BIG CASH MONEY MAKERS
My dad decreed we should sell the farmhouse and move to Florida, where his parents had already moved years prior, and my mom went along with it even though she would be leaving her entire extended family. They were still recovering from leaving the religious cult, and it was difficult when all of their old friends and enemies from the cult were all around town, and the cult continued to exist and get weirder and more problematic. The cult leader's son was thrown in jail for molesting cult boys after my parents left. If we had stayed it could have been me, but I was oblivious to all this and was nine years old.
The cult leader had prophesied that the world would end in 1980, causing my dad to buy hundreds of large cans of bomb-shelter survival food out of a catalog. A lot of it was oats and dried banana chips, stuff that would last in a basement for years. When the world didn’t end in 1980, Brother Julius pushed back the date of the apocalypse and a lot of people left the cult. The ones who stayed doubled-down on their commitment to the fraud cult leader, who started calling himself “the sinful messiah” and saying he was above mortal law. Then it started to seem like the world would actually end, with Reagan on TV in 1983 talking about “star wars” and nuclear annihilation by the Russians. I’ve talked to other 80s kids about lying awake at night wondering if the world would blow up during the night.
All this was the backdrop of my folks selling the house and moving us to Florida. They put the house on the market and were surprised to get an offer right away, which freaked out my dad completely. Now he had to live up to his insistence about making the move. I remember my mom saying “I’m sure the new owner would let us stay here for a few months while we made arrangements in Florida” and my dad saying “But I can’t live in this house when it belongs to someone else!” as if that was total nightmare. So we moved into a shitty apartment complex across town and kept all of our stuff packed.
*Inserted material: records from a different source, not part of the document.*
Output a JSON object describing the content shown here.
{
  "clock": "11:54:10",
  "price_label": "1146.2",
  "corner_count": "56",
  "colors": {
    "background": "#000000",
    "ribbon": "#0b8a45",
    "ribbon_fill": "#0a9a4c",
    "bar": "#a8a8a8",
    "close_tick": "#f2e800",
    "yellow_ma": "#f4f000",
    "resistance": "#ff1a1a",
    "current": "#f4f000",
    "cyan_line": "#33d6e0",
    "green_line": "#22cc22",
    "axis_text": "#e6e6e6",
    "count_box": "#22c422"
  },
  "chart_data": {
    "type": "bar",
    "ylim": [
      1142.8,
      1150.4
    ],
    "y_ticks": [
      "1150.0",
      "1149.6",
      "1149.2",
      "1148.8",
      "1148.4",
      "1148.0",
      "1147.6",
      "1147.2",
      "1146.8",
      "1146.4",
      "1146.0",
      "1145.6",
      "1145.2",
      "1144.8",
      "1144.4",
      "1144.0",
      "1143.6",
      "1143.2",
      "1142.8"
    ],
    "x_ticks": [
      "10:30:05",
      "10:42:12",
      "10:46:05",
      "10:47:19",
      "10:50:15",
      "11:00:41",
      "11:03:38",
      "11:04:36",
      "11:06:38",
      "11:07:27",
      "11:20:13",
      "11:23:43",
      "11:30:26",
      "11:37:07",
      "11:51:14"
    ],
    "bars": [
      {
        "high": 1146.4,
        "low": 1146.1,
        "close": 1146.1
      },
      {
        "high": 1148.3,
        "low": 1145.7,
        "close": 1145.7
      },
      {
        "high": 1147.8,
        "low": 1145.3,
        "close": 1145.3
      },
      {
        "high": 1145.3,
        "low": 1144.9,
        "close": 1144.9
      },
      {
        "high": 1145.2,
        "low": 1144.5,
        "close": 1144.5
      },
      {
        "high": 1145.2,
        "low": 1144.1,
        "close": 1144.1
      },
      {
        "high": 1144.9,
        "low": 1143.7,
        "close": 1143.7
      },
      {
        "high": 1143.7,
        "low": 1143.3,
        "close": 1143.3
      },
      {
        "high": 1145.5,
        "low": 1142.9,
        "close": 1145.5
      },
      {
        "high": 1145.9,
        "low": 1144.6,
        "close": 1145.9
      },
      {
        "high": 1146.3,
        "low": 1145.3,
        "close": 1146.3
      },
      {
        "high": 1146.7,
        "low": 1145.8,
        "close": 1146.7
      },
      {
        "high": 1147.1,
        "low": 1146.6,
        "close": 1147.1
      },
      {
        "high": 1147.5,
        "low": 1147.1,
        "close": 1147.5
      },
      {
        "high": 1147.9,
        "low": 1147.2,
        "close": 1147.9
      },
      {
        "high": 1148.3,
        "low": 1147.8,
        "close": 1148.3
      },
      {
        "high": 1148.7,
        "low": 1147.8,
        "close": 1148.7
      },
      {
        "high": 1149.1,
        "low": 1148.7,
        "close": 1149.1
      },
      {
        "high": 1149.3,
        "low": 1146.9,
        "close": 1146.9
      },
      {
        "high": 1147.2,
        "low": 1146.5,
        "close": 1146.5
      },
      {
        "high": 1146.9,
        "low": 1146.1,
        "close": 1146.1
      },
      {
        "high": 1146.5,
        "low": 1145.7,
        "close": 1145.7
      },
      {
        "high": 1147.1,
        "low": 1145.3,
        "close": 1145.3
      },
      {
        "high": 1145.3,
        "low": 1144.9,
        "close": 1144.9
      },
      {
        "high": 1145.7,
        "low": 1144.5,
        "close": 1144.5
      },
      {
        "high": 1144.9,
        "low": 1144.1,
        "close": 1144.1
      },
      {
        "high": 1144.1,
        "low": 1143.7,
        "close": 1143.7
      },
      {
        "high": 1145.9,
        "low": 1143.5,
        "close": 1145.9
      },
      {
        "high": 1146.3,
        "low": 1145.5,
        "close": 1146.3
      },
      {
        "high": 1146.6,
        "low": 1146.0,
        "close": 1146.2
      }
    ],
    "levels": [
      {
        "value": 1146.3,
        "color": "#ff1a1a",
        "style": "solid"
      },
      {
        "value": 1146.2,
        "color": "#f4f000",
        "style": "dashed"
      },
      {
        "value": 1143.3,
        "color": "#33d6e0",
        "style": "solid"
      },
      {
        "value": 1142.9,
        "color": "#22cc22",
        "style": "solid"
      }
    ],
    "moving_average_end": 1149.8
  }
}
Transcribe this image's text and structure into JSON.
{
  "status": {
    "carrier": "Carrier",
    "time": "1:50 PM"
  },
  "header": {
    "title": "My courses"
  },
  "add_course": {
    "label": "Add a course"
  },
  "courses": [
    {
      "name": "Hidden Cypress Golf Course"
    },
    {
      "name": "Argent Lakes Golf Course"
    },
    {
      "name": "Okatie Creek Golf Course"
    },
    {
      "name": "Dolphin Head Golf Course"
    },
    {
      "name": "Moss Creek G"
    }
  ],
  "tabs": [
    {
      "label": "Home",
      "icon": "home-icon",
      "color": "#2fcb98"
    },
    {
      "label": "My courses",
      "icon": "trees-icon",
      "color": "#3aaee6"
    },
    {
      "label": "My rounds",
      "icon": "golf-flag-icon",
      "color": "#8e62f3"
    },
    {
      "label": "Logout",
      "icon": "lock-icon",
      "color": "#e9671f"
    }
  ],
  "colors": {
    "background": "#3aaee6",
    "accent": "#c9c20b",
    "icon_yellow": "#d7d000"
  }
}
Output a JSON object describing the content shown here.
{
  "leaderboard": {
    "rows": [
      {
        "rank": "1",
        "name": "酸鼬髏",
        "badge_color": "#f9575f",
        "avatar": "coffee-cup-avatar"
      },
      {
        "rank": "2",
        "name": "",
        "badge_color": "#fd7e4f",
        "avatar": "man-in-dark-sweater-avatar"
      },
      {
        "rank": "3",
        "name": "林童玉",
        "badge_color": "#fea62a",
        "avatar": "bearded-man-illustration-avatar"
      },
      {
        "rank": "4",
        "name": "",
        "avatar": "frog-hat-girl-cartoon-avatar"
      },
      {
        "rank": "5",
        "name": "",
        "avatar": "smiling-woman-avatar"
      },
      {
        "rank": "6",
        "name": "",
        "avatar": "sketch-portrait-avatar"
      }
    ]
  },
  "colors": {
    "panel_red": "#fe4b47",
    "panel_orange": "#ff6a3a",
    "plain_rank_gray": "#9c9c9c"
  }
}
I don’t know how many buildings were in the complex, but there were dozens. All three stories tall, dark brown, with three or four apartments squished together side-by-side. It was summer, and the apartment complex kids would ride cardboard sheets down a grassy unmowed hill behind the buildings. As the long grass would break down we’d go faster. One time we were out there grass-sledding, and this kid Anthony got in my face and started chewing me out for no reason. I just stood there stunned and said “I didn’t do anything,” and he punched me right in the eye. I froze, totally stunned, and started whimpering while he mocked me.
These apartment kids would play a super fun game where you would try to knock yourself out by hyperventilating. It was like hard drugs for nine-year-olds; it made you dizzy, was fuled by dares, and killed brain cells.
Breakdancing was becoming a thing in the Connecticut suburbs, and my mom got me a tape by the “New York City Breakers,” which came with a poster showing you how to do the moves. I hung this poster on the back of my bedroom door and studied it, attempting the moves as I listened to the tape. Eventually I tried to do them in public out on the green in front of the apartments, and basically outed myself as a spaz. Also around this time I started putting fake cuts on my face with halloween blood and then going to hang out in the neighborhood, which freaked out everybody, especially parents. I guess I was mistaking bad attention for good attention and decided to go with it.
The doorbell rang, I answered it, and it was Anthony, the kid who punched me. He faked a punch at me and I flinched. “Hey do you still have your gay Boy Scout uniform? Put in on and help me sell these candy bars.” He had a big box full. I hesitated because I didn’t want to disrespect the Scouts, but I also wanted this kid on my side. So I went and put on my Boy Scout shirt and kerchief, and we went and sold every one of those candy bars. I couldn’t believe it went so well. When we got back to my apartment, he opened the box, now full of money instead of chocolate, and he said “Hey, thanks a lot, that was really great!” I grinned from ear to ear because we were definitely pals now. “Just one more thing” he said, and punched me hard in the face and went home laughing.